Self-directed Support Peer Support Workers: What should the employee and employer expect of each other?

What are the expectations of an employer from a peer worker in Self-directed Support?

An employer would expect the peer worker to have a good knowledge and understanding of Self-directed Support. An employer would expect to treat any peer worker the same as any other worker thus having appraisals and staff meetings regularly. They would expect a peer worker to have good timekeeping skills and to be flexible. They would expect the peer worker to have been free from illicit substances for 2 years and be a champion in recovery. The potential employee would have to fit the criteria asked for in the job advertisement such as being able to give examples of what their SDS was used for and how it helped make a difference in their life.
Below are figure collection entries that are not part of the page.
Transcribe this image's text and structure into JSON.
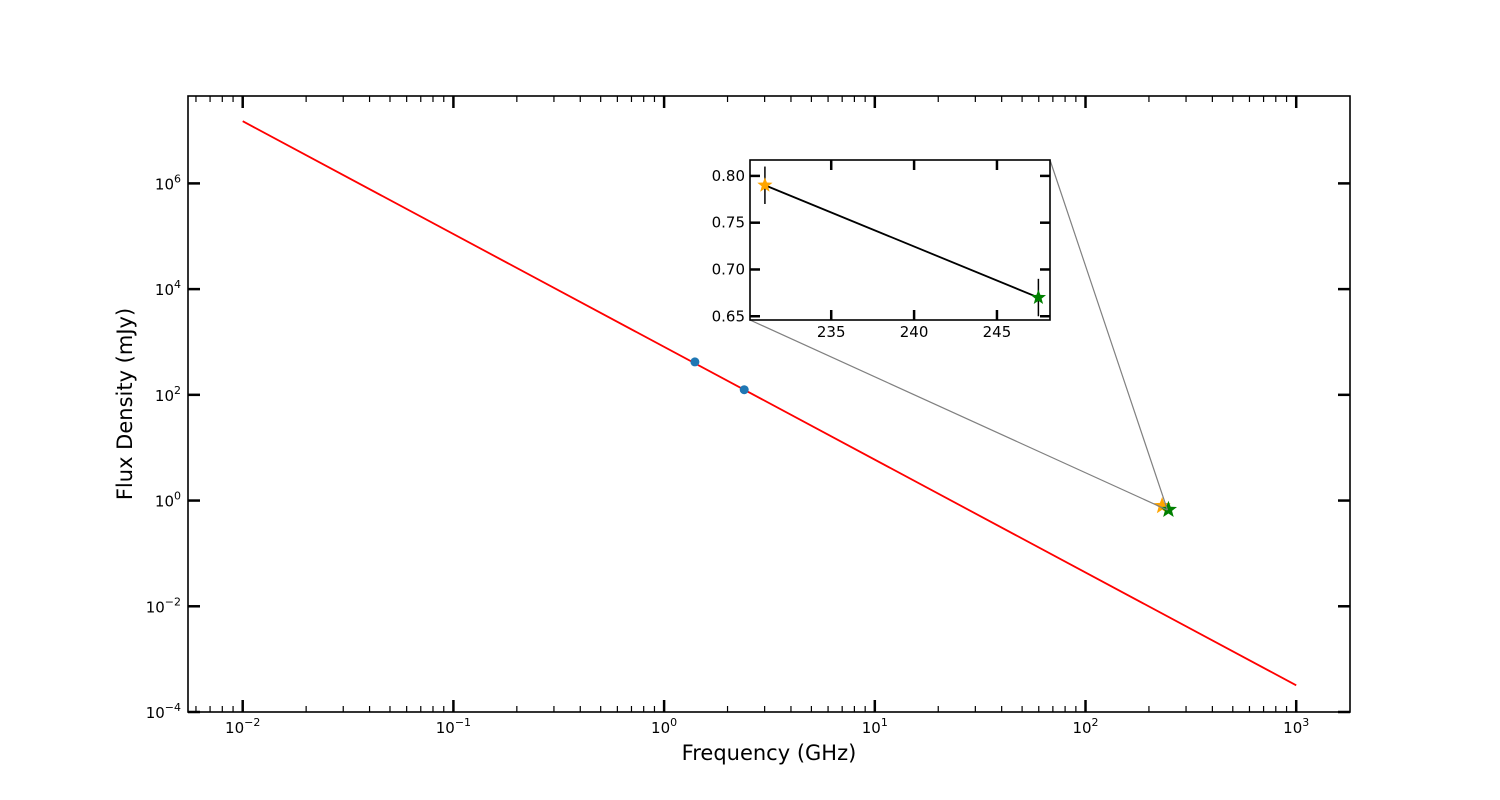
{
  "chart_data": [
    {
      "type": "line",
      "xlabel": "Frequency (GHz)",
      "ylabel": "Flux Density (mJy)",
      "xscale": "log",
      "yscale": "log",
      "xlim": [
        0.0055,
        1800
      ],
      "ylim": [
        0.0001,
        45000000
      ],
      "x_ticks": [
        {
          "base": "10",
          "exp": "−2",
          "value": 0.01
        },
        {
          "base": "10",
          "exp": "−1",
          "value": 0.1
        },
        {
          "base": "10",
          "exp": "0",
          "value": 1
        },
        {
          "base": "10",
          "exp": "1",
          "value": 10
        },
        {
          "base": "10",
          "exp": "2",
          "value": 100
        },
        {
          "base": "10",
          "exp": "3",
          "value": 1000
        }
      ],
      "y_ticks": [
        {
          "base": "10",
          "exp": "−4",
          "value": 0.0001
        },
        {
          "base": "10",
          "exp": "−2",
          "value": 0.01
        },
        {
          "base": "10",
          "exp": "0",
          "value": 1
        },
        {
          "base": "10",
          "exp": "2",
          "value": 100
        },
        {
          "base": "10",
          "exp": "4",
          "value": 10000
        },
        {
          "base": "10",
          "exp": "6",
          "value": 1000000
        }
      ],
      "grid": false,
      "legend": "none",
      "series": [
        {
          "kind": "line",
          "color": "#ff0000",
          "x": [
            0.01,
            1000
          ],
          "y": [
            15000000,
            0.00032
          ]
        },
        {
          "kind": "scatter",
          "marker": "circle",
          "color": "#1f77b4",
          "x": [
            1.4,
            2.4
          ],
          "y": [
            420,
            125
          ]
        },
        {
          "kind": "scatter",
          "marker": "star",
          "color": "#ffa500",
          "x": [
            231
          ],
          "y": [
            0.79
          ]
        },
        {
          "kind": "scatter",
          "marker": "star",
          "color": "#008000",
          "x": [
            247.5
          ],
          "y": [
            0.67
          ]
        }
      ]
    },
    {
      "type": "line",
      "role": "inset",
      "xscale": "linear",
      "yscale": "linear",
      "xlim": [
        230.1,
        248.2
      ],
      "ylim": [
        0.646,
        0.817
      ],
      "x_ticks": [
        {
          "label": "235",
          "value": 235
        },
        {
          "label": "240",
          "value": 240
        },
        {
          "label": "245",
          "value": 245
        }
      ],
      "y_ticks": [
        {
          "label": "0.65",
          "value": 0.65
        },
        {
          "label": "0.70",
          "value": 0.7
        },
        {
          "label": "0.75",
          "value": 0.75
        },
        {
          "label": "0.80",
          "value": 0.8
        }
      ],
      "series": [
        {
          "kind": "line",
          "color": "#000000",
          "x": [
            231,
            247.5
          ],
          "y": [
            0.79,
            0.67
          ]
        },
        {
          "kind": "scatter",
          "marker": "star",
          "color": "#ffa500",
          "x": [
            231
          ],
          "y": [
            0.79
          ],
          "yerr": [
            0.02
          ]
        },
        {
          "kind": "scatter",
          "marker": "star",
          "color": "#008000",
          "x": [
            247.5
          ],
          "y": [
            0.67
          ],
          "yerr": [
            0.02
          ]
        }
      ]
    }
  ]
}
An employer will ask the peer worker to demonstrate a positive attitude and contribute to the job. Reliability is a must in this position as it shows the person who they are supporting that they are dedicated. Empathy and treating the person they are supporting with respect would be equally important as would showing confidentiality. The employer would also expect the peer worker to be able to learn new things and ways that would help the person whom they are supporting.

An employer would expect a peer worker to do on going training and to be able to share their lived experiences to enhance and help the others taking part in the training. 

A peer worker would have to be truthful about their recovery and be able to show skills and all the values needed for the position including boundaries and how to keep themselves safe. An employer would also expect the peer worker to be able to be strong enough to be around people who are still using illicit substances and recognise boundaries.

What are the expectations of a peer worker from an employer?

A SDS peer worker would expect their employer to treat them with respect and like any other member of their staff. They would expect to receive ongoing training and be kept up to date with any changes. A peer worker would expect to be given an induction and a list of the codes and practices for the company. An employer should be able to provide team building exercises and interact so that a peer worker can get to know other members of staff and build up a good relationship with them. Employers should be able to give the peer worker regular supervision and have “an open door" policy so they feel that they can approach management if they have any issues. A peer worker would expect their employer to discuss and make them aware of any differences and changes relating to Self-directed Support.

A peer worker should be able to know a bit about the background of a person whom they are supporting therefore a supervisor or manager should provide relevant information. An employer should train the peer worker on the protocol on when someone they are supporting displays dangerous or exploitative behaviour. 

Employers should be willing to listen and advise the peer worker on situations as they arise. Employers should also encourage the peer workers and use them as “Experts by Experience” in training with non peer workers therefore giving the best chance of peer support benefiting the workplace.